We present a new technique for high throughput screening of tumor cells in a sensitive nanodevice that has the potential to quickly identify a cell population that has begun the rapid protein synthesis and mitosis characteristic of cancer cell proliferation. Currently, pathologists rely on microscopic examination of cell morphology using century-old staining methods that are labor-intensive, time-consuming and frequently in error. New micro-analytical methods for automated, real time screening without chemical modification are critically needed to advance pathology and improve diagnoses. We have teamed scientists with physicians to create a microlaser biochip (based upon our R&D award winning bio- laser concept) which evaluates tumor cells by quantifying their growth kinetics. The key new discovery was demonstrating that the lasing spectra are sensitive to the biomolecular mass in the cell, which changes the speed of light in the laser microcavity. Initial results with normal and cancerous human brain cells show that only a few hundred cells -- the equivalent of a billionth of a liter -- are required to detect abnormal growth. The ability to detect cancer in such a minute tissue sample is crucial for resecting a tumor margin or grading highly localized tumor malignancy.

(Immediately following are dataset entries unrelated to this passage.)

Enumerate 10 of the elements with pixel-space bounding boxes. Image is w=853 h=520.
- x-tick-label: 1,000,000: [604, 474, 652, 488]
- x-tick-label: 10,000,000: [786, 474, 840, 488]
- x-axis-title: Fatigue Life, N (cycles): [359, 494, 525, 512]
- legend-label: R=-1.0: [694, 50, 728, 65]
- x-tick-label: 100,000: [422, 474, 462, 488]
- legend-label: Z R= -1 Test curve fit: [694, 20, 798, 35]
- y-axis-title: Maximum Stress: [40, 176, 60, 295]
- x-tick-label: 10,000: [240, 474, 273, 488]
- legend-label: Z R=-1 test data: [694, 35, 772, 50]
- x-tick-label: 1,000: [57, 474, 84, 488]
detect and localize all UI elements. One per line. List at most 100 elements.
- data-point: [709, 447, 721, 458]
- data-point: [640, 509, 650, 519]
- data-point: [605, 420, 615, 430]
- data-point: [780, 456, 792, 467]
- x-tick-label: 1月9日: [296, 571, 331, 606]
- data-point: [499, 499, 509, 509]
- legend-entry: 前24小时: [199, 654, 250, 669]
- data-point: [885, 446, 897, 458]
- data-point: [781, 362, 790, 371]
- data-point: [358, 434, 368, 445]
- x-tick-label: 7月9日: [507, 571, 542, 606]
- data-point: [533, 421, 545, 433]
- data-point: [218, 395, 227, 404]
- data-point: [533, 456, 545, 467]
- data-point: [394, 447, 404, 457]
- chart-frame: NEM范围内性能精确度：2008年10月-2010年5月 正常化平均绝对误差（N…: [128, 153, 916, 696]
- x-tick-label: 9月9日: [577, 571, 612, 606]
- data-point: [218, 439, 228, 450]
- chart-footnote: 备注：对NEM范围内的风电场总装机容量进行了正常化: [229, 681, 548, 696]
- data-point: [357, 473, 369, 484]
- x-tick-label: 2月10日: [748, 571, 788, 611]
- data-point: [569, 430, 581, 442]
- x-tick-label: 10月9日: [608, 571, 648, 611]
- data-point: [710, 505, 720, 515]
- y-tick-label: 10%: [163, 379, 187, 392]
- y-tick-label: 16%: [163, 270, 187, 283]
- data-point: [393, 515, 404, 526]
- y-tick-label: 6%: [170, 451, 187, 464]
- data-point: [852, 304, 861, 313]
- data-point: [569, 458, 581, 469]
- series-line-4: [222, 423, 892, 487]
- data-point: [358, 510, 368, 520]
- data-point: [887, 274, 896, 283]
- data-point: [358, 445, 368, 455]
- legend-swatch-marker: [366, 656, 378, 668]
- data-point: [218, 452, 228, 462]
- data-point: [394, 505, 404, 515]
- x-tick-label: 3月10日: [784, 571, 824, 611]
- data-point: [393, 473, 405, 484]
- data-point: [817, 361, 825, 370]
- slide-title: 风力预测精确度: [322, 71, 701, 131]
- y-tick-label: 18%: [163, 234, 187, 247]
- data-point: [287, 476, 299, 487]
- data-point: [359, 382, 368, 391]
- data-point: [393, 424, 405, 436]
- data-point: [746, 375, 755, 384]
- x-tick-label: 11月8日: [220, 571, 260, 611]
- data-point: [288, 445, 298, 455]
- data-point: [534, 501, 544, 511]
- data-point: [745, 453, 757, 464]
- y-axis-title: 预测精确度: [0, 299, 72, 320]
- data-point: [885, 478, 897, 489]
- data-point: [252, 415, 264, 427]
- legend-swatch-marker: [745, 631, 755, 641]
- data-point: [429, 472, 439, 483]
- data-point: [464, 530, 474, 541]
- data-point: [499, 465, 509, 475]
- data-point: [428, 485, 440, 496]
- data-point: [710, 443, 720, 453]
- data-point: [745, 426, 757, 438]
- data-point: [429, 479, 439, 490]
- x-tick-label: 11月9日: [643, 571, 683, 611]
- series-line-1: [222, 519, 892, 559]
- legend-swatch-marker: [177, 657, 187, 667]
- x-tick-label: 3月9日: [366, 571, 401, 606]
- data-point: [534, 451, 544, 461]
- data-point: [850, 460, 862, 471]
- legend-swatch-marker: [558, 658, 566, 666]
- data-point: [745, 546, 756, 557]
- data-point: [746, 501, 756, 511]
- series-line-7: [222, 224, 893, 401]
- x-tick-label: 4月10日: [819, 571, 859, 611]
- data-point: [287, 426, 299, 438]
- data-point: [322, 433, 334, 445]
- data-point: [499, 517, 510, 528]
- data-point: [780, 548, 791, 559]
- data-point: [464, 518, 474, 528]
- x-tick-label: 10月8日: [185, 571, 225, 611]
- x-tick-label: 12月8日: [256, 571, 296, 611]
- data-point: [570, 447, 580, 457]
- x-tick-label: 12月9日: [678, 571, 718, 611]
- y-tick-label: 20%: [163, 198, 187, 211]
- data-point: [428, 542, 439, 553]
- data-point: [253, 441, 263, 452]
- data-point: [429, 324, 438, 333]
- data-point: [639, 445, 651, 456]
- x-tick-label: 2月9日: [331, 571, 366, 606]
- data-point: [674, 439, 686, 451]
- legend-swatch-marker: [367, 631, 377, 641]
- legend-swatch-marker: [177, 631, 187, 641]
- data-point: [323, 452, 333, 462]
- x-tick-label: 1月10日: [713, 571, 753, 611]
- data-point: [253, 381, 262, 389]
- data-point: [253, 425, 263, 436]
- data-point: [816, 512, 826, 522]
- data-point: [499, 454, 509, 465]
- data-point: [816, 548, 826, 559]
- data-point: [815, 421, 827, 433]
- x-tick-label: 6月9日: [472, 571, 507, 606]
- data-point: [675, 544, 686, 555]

Quantum Squeezed Light for Probing Mitochondrial Membranes and Study of Neuroprotectants

We report a new nanolaser technique for measuring characteristics of human mitochondria. Because mitochondria are so small, it has been difficult to study large populations using standard light microscope or flow cytometry techniques. We recently discovered a nano-optical transduction method for high-speed analysis of submicron organelles that is well suited to mitochondrial studies. This ultrasensitive detection technique uses nano-squeezing of light into photon modes imposed by the ultrasmall organelle dimensions in a semiconductor biocavity laser. In this paper, we use the method to study the lasing spectra of normal and diseased mitochondria. We find that the diseased mitochondria exhibit larger physical diameter and standard deviation. This morphological differences are also revealed in the lasing spectra. The diseased specimens have a larger spectral linewidth than the normal, and have more variability in their statistical distributions.